Weniger Keime = mehr Allergien

Die Umgebung des modernen, urban lebenden Menschen war schon vor der Pandemie so steril, dass er bestimmten Keimen oft nicht mehr in einem Ausmaß ausgesetzt war, dass der Körper lernte, mit diesen umzugehen. Die Folge ist eine Zunahme von immunologischen Erkrankungen wie Allergien. Dem Körper fehlt quasi der Abwehrplan gegen Keime, den er normalerweise im Kindesalter erlernt. Nicht falsch verstehen: Niemand bestreitet, dass in Zeiten der Coronapandemie Desinfektion sinnvoll ist. Die Sorge von Experten ist allerdings, dass diese neue Lust an der Sterilität bleiben und dauerhaft negative Folgen haben könnte. 

»Für eine gesunde Entwicklung brauchen wir die Interaktion und die Exposition mit Keimen«, sagt Gregor Gorkiewicz von der MedUni Graz.

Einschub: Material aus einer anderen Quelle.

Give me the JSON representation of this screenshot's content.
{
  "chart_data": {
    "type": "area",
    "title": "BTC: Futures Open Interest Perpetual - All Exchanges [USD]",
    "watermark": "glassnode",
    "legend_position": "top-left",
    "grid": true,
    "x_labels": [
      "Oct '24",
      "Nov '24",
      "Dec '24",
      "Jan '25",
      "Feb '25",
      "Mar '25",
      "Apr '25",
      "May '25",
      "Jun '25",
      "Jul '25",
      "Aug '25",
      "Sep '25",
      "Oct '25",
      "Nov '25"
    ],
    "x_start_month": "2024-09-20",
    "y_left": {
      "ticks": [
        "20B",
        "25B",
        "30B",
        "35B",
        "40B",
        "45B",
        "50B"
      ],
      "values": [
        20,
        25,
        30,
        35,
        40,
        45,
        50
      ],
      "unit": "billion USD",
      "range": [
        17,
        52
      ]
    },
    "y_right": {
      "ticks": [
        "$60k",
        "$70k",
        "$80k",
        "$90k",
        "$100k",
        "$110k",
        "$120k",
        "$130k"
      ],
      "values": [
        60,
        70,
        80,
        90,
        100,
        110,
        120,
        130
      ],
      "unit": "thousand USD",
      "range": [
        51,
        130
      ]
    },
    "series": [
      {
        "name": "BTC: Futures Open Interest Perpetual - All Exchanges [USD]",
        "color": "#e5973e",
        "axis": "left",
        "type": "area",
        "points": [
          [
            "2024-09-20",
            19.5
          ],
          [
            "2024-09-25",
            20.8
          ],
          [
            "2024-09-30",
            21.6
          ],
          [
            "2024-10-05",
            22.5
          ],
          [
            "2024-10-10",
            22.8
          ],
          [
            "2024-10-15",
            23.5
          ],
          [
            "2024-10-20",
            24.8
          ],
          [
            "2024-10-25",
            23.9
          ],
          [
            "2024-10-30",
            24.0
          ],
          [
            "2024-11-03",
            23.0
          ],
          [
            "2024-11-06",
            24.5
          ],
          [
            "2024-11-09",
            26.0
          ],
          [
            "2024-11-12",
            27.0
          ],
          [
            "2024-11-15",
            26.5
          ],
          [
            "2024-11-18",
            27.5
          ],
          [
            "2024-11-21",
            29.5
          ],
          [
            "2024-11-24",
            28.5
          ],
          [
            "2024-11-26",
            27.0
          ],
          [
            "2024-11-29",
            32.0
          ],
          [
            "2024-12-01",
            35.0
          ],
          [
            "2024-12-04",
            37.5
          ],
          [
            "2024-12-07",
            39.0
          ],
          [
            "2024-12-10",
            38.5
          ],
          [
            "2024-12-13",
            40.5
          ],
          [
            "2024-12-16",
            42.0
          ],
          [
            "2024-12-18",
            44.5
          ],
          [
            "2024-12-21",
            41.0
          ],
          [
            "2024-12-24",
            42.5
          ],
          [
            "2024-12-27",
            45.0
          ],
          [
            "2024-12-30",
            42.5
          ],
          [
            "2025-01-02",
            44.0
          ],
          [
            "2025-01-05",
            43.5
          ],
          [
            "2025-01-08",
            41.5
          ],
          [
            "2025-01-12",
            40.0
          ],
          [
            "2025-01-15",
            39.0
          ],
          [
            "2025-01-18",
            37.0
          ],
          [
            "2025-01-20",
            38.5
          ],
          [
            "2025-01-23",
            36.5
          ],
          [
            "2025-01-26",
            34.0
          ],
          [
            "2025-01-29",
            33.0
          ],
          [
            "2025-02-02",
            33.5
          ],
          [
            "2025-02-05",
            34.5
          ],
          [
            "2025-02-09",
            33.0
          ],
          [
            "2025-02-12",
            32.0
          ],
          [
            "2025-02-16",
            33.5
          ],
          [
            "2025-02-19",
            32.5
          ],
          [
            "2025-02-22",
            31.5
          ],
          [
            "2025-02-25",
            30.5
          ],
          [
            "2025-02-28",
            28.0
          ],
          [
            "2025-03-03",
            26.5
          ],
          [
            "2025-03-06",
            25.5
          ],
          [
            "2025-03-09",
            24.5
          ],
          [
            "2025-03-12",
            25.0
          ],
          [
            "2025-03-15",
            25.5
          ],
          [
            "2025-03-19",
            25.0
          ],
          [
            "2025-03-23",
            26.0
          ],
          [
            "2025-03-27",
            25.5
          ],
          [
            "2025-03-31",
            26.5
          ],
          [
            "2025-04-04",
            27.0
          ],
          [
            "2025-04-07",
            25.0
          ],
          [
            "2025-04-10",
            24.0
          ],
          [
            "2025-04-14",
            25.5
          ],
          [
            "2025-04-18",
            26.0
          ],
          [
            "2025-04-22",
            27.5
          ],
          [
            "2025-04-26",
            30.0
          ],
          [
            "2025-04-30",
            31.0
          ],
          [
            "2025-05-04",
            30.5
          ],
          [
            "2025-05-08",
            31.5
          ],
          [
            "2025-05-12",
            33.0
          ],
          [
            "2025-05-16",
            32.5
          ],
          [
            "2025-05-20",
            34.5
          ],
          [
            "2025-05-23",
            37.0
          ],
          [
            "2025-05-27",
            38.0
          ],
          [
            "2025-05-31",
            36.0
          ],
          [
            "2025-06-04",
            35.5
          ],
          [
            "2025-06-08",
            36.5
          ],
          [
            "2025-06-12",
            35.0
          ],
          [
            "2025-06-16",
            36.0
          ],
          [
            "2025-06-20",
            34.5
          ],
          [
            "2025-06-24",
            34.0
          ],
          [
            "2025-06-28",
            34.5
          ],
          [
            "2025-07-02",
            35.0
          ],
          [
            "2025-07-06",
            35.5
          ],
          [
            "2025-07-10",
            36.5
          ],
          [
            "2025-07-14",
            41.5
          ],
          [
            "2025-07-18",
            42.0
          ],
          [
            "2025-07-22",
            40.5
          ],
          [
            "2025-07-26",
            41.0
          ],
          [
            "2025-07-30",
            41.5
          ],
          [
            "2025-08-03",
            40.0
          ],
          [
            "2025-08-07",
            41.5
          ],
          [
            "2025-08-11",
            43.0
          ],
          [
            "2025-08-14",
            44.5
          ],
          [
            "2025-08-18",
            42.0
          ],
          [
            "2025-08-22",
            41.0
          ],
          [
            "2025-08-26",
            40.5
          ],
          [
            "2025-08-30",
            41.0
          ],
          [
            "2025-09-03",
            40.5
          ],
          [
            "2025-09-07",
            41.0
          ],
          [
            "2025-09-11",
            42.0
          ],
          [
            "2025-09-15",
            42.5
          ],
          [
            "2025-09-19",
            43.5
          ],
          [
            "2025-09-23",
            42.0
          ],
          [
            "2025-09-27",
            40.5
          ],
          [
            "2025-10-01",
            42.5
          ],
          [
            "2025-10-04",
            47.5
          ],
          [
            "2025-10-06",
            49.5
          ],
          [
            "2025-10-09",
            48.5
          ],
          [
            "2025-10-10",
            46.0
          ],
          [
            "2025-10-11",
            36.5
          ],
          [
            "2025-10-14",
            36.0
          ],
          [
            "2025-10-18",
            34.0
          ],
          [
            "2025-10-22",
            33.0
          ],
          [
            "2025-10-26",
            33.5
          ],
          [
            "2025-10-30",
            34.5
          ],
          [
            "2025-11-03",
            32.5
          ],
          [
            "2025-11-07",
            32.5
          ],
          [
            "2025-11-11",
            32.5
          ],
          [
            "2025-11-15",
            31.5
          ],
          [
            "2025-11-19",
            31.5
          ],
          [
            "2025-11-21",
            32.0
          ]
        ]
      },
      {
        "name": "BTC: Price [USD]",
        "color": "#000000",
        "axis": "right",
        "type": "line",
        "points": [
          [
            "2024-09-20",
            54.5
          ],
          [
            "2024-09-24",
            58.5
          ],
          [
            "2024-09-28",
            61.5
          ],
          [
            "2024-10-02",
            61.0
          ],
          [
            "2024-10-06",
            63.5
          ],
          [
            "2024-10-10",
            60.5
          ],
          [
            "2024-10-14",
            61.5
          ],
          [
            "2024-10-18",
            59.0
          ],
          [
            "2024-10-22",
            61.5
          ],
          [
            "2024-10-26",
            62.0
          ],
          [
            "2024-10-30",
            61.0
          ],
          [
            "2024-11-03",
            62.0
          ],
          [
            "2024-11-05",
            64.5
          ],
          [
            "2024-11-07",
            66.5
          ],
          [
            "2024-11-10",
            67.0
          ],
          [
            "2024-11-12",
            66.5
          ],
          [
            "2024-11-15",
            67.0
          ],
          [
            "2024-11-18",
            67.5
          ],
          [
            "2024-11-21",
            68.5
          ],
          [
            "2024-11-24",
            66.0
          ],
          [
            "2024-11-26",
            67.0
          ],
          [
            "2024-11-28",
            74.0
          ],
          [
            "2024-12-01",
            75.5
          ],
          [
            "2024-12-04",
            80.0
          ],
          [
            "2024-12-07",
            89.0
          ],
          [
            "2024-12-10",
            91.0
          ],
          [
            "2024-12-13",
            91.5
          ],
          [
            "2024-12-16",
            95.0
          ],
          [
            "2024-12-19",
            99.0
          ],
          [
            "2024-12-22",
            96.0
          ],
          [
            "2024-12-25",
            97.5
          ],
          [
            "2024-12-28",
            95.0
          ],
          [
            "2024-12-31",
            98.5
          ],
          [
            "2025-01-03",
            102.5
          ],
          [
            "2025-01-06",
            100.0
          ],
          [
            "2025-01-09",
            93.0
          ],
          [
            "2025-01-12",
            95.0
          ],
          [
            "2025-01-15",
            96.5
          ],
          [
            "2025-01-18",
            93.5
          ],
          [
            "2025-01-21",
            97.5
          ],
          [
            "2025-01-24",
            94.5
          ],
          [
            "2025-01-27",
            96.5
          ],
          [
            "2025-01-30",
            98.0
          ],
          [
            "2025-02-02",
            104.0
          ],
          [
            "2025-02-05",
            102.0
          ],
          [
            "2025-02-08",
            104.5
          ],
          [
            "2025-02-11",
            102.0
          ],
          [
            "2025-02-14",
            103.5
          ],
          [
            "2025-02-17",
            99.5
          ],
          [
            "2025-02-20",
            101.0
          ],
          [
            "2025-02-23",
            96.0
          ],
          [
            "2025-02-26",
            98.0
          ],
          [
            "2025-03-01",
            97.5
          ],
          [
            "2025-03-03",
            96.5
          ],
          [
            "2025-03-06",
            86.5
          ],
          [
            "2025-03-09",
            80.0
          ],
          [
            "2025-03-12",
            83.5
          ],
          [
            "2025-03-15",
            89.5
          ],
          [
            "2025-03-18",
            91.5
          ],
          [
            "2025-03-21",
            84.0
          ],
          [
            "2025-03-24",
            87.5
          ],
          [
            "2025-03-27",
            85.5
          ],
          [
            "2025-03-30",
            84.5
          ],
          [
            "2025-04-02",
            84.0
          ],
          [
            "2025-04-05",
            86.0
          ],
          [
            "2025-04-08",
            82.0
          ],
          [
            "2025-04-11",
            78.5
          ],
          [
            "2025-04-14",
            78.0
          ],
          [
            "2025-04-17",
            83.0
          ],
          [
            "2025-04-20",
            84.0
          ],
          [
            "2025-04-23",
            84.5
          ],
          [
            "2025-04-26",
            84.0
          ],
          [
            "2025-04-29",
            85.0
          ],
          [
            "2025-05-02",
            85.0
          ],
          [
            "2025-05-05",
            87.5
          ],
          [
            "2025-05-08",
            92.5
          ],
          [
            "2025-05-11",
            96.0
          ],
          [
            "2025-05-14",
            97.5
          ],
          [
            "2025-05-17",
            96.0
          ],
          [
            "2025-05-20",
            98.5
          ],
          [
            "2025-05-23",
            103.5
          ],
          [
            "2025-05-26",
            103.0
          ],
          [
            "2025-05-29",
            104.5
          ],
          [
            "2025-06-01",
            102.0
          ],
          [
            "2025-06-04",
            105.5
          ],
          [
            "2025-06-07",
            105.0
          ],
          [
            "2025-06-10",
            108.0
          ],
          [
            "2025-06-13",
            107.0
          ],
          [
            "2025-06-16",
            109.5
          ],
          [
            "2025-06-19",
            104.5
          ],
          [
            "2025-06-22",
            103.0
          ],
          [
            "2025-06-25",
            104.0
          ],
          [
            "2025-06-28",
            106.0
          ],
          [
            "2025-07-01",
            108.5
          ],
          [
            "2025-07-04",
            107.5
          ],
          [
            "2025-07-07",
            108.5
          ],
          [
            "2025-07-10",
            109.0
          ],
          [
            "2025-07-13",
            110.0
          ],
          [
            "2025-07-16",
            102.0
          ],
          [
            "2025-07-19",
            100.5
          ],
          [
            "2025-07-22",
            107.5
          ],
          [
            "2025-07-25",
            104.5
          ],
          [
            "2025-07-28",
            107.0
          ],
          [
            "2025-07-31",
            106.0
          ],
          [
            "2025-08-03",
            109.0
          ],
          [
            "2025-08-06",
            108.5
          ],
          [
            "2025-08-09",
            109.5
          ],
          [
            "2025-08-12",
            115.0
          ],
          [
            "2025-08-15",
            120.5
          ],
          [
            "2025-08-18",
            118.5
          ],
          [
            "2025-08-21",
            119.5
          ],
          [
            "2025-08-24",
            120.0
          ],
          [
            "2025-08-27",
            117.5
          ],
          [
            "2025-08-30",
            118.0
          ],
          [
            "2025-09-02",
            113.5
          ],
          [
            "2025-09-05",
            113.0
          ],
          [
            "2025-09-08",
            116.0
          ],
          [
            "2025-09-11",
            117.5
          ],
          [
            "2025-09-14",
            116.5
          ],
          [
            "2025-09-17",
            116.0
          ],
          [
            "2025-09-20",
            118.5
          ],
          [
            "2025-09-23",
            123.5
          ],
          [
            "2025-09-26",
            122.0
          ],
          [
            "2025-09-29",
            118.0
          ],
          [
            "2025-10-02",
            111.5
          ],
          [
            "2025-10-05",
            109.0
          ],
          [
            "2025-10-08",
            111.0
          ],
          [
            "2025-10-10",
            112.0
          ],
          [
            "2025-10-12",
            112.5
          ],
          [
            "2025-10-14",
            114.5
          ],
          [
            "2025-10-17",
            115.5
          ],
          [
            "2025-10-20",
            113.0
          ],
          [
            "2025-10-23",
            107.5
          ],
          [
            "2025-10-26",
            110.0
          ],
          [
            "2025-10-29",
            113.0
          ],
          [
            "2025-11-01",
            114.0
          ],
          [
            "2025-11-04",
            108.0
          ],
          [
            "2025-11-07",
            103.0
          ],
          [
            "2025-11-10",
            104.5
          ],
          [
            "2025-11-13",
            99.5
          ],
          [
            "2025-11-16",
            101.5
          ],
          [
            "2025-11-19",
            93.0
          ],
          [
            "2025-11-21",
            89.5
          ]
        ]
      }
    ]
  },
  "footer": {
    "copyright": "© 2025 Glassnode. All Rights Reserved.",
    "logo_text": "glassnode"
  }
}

Da gehe es nicht nur um Allergien, sondern um elementare Körperfunktionen. »Wenn man Mäuse unter Laborbedingungen in einer komplett keimfreien Umgebung aufzieht, erleiden sie irgendwann schwerste Organschäden.« 

Der menschliche Körper wird von Unmengen von Bakterien bevölkert. Babys übernehmen die ersten davon schon im Mutterleib, dann geht es mit der Muttermilch und weiteren Bakterien der Eltern weiter. Lange Zeit hieß es, das Verhältnis zwischen Bakterienzellen und Körperzellen beim Menschen sei 10:1, auf ein menschliche Zelle kämen also zehn Bakterienzellen. Diese Zahl ist in den letzten Jahren in Zweifel gezogen worden. Forscher gehen mittlerweile davon aus, dass das Verhältnis eher ausgeglichen ist, mit hohen Schwankungen von Person zu Person. Die Zahlen sind allerdings immer noch atemberaubend: Durchschnittlich bevölkern 39 Billionen Bakterien den menschlichen Körper, eine Zahl mit zwölf Nullen. Auf der menschlichen Zunge leben etwa 9000 Stämme von Bakterien, in der Ellenbeuge sind es knapp 3500. Und wenn man von etwas so viel mit sich herumschleppt, erscheint es mehr als sinnvoll, sich damit zu versöhnen.  


Desinfektion

Wie viel Hygiene ist sinnvoll, wie viel Desinfektion ist nötig? Mediziner haben dazu eine klare Meinung. Einem gesunden Kind schadet ein normaler Umgang mit Dreck nicht, sagt der Pathologe Gregor Gorkiewicz. Überhygiene sei eher schädlich als nützlich. 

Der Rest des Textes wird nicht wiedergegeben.